Laparoscopic-Assisted Gastropexy

What is a GDV?
Gastric dilatation volvulus (GDV) is an acute emergency medical condition characterized by gastric distension and abnormal twisting of the stomach. This causes the stomach to become over distended. have a decreased blood flow, and eventually lead to circulatory shock and death. The lifetime risk for a large or giant breed dog developing GDV is 24% and 21% respectively and their risk of dying of GDV is 7%. Even with appropriate medical and surgical intervention, case fatality rates between 10% and 33% have been reported.

Why do dogs develop a GDV?
No single cause of GDV exists. Reported risk factors for GDV include a familial history of GDV, lean deep chested breeds, older dogs, dogs that eat quickly, dogs that eat from a raised bowl, and dogs that only eat dry food and/or a single large meal, and dogs that have a fearful temperament. Dogs that have had a splenectomy also might be at greater risk for development of a GDV.

Does my dog need a gastropexy?
There are many breeds that are at risk for developing GDV. The most at-risk breed is the Great Dane (40% will develop a GDV). Other breeds that are at risk include Irish Setters, Weimaraners, Standard Poodles, and Rottweilers. In general, this condition can occur in any deep chested large breed dog. Most surgeons agree that a prophylactic gastropexy in patients considered “at risk” for GDV (gastric dilatation and volvulus) is a worthwhile procedure.

What is a laparoscopic-assisted gastropexy?
Laparoscopic-assisted gastropexy is a minimally invasive surgery that allows the surgeon to perform the surgery through a smaller incision than the typical surgical approach used to perform a gastropexy. During the laparoscopic-assisted gastropexy, one small incision is made just behind the ribs on the right side of the abdomen. It is through this incision that the laparoscope is introduced into the abdomen and the gastropexy procedure performed. With this surgical technique, there is less pain and the recovery much quicker compared to the typical gastropexy approach with a large incision.

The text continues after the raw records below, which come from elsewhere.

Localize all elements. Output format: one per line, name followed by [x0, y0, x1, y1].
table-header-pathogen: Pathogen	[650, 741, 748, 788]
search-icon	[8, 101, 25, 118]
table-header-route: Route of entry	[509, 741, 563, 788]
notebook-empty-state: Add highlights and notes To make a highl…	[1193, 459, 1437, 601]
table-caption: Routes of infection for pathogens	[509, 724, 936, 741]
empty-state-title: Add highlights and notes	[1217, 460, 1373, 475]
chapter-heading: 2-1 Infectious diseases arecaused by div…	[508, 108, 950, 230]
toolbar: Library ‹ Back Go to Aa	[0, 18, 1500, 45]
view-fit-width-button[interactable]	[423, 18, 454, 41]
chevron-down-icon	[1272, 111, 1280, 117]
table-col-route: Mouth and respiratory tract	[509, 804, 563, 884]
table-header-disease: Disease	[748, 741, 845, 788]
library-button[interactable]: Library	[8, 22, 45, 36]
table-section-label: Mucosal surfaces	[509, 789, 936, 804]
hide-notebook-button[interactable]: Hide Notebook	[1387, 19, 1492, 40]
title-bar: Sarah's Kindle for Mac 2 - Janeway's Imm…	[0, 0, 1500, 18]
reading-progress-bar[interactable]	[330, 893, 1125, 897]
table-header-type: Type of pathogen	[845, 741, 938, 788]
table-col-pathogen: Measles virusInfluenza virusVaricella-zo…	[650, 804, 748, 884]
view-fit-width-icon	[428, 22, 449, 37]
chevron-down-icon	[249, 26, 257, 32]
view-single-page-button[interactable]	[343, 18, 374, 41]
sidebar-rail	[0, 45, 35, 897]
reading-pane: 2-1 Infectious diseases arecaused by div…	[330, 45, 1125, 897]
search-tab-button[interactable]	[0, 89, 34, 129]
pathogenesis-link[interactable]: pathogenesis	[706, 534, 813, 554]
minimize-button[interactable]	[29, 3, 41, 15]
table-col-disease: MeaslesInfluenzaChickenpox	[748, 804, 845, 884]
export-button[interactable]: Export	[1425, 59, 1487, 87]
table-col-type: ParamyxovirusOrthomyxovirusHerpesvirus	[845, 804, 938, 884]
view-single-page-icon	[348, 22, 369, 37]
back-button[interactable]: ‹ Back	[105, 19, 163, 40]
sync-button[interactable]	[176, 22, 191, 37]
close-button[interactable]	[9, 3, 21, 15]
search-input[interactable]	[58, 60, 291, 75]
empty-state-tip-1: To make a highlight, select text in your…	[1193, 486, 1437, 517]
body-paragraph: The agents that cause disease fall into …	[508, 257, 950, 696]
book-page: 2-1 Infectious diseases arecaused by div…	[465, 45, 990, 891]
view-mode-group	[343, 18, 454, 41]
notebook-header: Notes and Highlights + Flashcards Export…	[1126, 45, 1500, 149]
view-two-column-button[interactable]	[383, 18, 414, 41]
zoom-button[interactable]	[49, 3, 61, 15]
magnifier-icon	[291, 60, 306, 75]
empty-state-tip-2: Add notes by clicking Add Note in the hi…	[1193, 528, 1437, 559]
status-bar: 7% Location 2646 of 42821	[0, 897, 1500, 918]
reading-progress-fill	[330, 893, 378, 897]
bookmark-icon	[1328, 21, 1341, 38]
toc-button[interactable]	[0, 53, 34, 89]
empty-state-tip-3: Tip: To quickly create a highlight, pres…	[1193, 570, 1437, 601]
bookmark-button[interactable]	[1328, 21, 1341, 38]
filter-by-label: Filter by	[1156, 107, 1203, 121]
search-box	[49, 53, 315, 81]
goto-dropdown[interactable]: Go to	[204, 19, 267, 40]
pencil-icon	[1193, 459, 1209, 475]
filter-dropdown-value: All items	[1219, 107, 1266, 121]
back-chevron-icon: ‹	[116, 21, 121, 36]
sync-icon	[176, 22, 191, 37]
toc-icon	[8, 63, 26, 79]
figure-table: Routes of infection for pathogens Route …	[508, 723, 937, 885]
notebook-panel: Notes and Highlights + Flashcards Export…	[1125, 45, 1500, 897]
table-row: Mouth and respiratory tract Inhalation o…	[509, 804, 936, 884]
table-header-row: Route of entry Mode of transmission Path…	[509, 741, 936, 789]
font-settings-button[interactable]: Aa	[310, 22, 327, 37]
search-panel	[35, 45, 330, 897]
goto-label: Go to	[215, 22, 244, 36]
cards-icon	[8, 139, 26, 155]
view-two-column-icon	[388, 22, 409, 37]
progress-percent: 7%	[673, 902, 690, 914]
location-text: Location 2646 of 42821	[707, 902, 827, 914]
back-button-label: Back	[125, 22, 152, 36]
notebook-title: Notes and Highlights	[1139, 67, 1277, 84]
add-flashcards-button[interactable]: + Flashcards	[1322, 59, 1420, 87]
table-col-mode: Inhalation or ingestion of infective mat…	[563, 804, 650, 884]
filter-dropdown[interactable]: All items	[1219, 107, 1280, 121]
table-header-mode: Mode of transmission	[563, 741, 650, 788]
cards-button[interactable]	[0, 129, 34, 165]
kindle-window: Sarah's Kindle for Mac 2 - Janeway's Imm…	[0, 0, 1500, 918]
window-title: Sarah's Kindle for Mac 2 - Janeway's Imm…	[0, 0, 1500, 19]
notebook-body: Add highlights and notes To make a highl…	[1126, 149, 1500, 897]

Can there be complications from the gastropexy?
Multiple studies about laparoscopic-assisted gastropexies showed only the following minor complications: temporary skin fold at the side of the of the gastropexy immediately after the surgery (47%), seroma formation at the site of the gastropexy (6%), and iatrogenic perforation of the splenic capsule during trocar placement (12%).

When should I schedule my dog for a laparoscopic-assisted gastropexy?
The timing of the gastropexy does not seem to be critical. The stomach can be successfully attached to the abdominal wall in puppies, without compromising gastrointestinal function, which means the gastropexy can be incorporated into the same procedure as a spay or castration, or when the abdomen is being explored or opened for another reason. Alternatively, it can be performed as an elective procedure.

How do I schedule my dog for a laparoscopic-assisted gastropexy?
Make a pre-surgical appointment with Dr. Nadia Rifat, who is the surgeon that performs the laparoscopic-assisted gastropexies at Encina Veterinary Hospital. She will perform an examination on your dog and talk to you about the procedure. We will schedule your dog for surgery and submit pre-anesthetic bloodwork to make sure your dog is in good health.